O bicentenário da Independência, marcado por vários lançamentos editoriais relevantes, tem numa obra de vocação enciclopédica sua iniciativa mais ambiciosa.

Não tanto pelas mais de mil páginas de texto compacto, mas sobretudo pelo amplo leque de temas correlatos e pelo rigor acadêmico dos verbetes, o "Dicionário da Independência do Brasil" é um livro de referência incontornável para quem se interessa pelos primeiros passos da nação.

O ator Caco Ciocler interpreta dom Pedro 1º na encenação "Vozes da Independência", que aconteceu no último dia 7 de setembro, em São Paulo - Zanone Fraissat - 7.set.2022/Folhapress

Organizado por Cecília Helena de Salles Oliveira e João Paulo Pimenta, o tomo apresenta criticamente a produção historiográfica sobre o período. Foca autores que, principalmente nas últimas quatro décadas, contribuíram para fixar novas interpretações sobre a Independência, começando por tratá-la no plural, pois está estabelecido que a separação política entre a colônia e a corte não se limitou aos acontecimentos de 7 de setembro de 1822, como sugere, ainda que com menos euforia do que no século passado, o calendário cívico escolar.

O "Dicionário" parte da constatação de que a Independência "é uma fonte permanente [...] de apropriações e de usos políticos que continuam a reinventá-la, dando-lhe novos e renovados atributos ou reforçando alguns de seus mais arraigados e tradicionais estereótipos". Nesse sentido, anotam os organizadores, "a Independência pode ser considerada uma história em construção".

Os principais tópicos —como a "abertura dos portos", a Revolução do Porto e as bernardas— são guias de leitura que, com poucas e pertinentes indicações bibliográficas, conduzem o leitor pelas mais consistentes interpretações disponíveis.

A "abertura dos portos", promulgada pelo regente d. João 6º logo após desembarcar na América portuguesa, em janeiro de 1808, é tratada por muitos autores como um ponto de inflexão da história do Brasil.

"Compreendida como marco de ‘supressão’ do sistema colonial e o prenúncio do processo que culminou na Independência, a determinação é comumente distinguida enquanto um dos principais episódios que compõem a cronologia consagrada do processo de formação da nacionalidade e do Estado brasileiros", escreve Renato de Mattos, da Universidade Federal Fluminense.

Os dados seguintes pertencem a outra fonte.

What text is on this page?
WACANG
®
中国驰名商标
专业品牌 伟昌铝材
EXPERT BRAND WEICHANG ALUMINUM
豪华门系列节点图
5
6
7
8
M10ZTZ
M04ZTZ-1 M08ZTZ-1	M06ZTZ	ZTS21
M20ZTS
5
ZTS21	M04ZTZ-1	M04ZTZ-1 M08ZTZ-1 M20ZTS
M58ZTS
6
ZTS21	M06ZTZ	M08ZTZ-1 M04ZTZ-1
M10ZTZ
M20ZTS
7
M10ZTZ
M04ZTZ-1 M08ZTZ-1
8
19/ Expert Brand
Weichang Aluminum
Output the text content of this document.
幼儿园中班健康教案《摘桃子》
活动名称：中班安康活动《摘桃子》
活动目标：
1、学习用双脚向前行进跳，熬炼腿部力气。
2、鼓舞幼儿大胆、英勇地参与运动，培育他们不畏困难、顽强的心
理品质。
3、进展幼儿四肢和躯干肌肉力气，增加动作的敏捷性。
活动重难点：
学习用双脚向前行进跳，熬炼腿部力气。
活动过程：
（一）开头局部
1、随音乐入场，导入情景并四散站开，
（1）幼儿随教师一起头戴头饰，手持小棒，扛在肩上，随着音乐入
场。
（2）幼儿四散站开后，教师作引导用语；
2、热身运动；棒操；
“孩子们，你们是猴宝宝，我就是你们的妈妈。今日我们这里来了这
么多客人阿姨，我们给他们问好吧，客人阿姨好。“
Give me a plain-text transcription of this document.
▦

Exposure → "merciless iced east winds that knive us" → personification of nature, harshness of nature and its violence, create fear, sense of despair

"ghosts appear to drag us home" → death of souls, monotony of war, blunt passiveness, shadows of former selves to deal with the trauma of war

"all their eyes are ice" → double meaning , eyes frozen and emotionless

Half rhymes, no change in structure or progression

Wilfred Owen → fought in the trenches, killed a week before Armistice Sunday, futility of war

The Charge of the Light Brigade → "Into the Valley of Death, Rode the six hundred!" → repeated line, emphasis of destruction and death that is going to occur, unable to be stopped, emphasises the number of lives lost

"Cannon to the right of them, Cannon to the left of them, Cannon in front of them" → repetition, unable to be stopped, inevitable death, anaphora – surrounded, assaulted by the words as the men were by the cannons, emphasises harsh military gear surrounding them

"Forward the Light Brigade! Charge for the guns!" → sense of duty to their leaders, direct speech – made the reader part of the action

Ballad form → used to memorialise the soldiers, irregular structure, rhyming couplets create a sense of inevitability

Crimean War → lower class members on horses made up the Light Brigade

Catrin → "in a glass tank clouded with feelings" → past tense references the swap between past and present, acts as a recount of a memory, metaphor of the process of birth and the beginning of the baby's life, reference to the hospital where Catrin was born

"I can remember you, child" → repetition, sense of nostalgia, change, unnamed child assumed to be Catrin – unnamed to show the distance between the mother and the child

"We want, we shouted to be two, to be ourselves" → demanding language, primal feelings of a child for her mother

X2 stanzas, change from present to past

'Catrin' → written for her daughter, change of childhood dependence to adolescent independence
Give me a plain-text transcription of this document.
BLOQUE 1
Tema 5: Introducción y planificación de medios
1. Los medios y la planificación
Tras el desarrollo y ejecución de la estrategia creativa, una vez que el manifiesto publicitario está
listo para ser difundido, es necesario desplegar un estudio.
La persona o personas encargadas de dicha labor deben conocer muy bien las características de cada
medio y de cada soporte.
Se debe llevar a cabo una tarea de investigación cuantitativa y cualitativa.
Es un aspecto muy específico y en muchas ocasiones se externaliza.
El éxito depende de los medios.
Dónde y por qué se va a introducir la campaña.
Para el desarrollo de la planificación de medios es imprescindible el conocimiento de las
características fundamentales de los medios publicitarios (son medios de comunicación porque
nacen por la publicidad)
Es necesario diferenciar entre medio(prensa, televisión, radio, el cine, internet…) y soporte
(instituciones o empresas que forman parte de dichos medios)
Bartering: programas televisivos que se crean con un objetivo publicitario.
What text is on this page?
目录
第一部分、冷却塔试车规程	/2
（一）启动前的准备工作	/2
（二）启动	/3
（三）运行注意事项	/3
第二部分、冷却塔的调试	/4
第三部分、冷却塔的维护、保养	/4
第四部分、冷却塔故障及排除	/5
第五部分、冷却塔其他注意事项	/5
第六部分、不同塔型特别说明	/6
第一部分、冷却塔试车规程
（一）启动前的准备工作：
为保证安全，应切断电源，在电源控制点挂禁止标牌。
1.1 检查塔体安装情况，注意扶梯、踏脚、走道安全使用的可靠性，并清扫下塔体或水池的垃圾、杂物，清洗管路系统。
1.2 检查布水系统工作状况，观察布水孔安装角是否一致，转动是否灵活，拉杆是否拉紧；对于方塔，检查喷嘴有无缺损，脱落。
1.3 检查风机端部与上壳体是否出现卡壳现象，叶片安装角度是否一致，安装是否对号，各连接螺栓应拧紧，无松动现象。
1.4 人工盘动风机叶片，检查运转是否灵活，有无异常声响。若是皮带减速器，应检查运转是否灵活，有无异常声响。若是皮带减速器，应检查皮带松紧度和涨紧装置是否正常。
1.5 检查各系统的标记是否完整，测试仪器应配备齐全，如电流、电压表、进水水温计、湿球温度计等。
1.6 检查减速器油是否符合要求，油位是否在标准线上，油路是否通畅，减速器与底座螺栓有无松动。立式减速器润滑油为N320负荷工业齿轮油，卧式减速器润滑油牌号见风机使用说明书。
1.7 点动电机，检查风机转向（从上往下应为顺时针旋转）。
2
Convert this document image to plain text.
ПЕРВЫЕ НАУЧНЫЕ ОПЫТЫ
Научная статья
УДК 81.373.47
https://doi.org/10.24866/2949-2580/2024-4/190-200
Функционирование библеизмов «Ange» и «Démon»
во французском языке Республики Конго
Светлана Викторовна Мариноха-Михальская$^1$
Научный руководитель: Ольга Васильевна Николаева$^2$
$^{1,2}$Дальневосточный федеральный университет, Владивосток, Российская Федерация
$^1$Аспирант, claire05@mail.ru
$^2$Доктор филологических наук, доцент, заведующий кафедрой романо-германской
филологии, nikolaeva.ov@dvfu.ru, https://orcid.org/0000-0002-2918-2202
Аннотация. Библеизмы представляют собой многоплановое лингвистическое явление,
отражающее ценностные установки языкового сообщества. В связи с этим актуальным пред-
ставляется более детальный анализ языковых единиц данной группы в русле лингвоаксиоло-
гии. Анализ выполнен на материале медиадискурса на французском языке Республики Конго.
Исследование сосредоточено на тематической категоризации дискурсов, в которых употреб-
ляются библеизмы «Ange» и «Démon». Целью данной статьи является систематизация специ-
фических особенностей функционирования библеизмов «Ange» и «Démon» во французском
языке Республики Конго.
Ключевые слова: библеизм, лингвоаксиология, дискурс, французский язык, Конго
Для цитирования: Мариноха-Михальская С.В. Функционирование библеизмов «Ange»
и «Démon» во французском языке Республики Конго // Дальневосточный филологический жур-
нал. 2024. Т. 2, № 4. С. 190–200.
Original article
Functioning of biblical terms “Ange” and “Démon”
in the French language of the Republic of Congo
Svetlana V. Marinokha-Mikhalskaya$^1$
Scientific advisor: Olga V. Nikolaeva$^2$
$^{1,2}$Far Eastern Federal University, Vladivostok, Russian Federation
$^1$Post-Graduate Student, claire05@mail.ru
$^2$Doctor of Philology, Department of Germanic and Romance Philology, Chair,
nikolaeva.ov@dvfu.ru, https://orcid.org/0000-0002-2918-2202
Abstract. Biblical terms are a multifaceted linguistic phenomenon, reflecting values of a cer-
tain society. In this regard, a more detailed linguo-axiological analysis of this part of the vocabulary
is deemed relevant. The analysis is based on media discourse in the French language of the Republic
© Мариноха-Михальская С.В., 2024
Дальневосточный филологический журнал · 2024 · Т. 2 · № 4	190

O autor do verbete destaca o olhar de Caio Prado Júnior, para quem "a decisão teria sido adotada por pressão da Inglaterra em vistas ao estabelecimento de comércio livre com a América portuguesa". Segundo essa visão, a liberação do comércio "expressava a ‘sujeição’ do reino português aos ditames da diplomacia inglesa em face da ‘ameaça’ napoleônica".

Mas registra também que d. João não cedeu tudo àqueles que escoltaram a família real durante a travessia do Atlântico. O governante refutou a proposta de criação de um porto exclusivo para mercadorias inglesas por considerá-la prejudicial às relações comerciais com outras nações aliadas de Portugal.

Gravura em preto e branco de dom joão 6º. Com vestes solenes e uma faixa sobre o peito, ele é registrado de perfil, com uma expressão austera, segurando um chapéu nas mãos. Na seção inferior da imagem, lê-se:  dom João 6º, rei do Reino Unido de Portugal, do Brasil e dos Algarves.
Gravura de dom João 6º, rei do Reino Unido de Portugal, do Brasil e dos Algarves, do acervo da Biblioteca Nacional; autor da gravura, feita em 1830, é Giuseppe Gianni - Reprodução

Quanto à Revolução do Porto, de 1820, associada de forma decisiva à ruptura do Brasil com a corte, é referida também da perspectiva portuguesa, como um movimento liberal vinculado à "aprovação da primeira Constituição escrita, à qual alguns vieram a atribuir uma matriz democrática e até pararrepublicana", no resumo de Nuno Gonçalo Monteiro, da Universidade de Lisboa.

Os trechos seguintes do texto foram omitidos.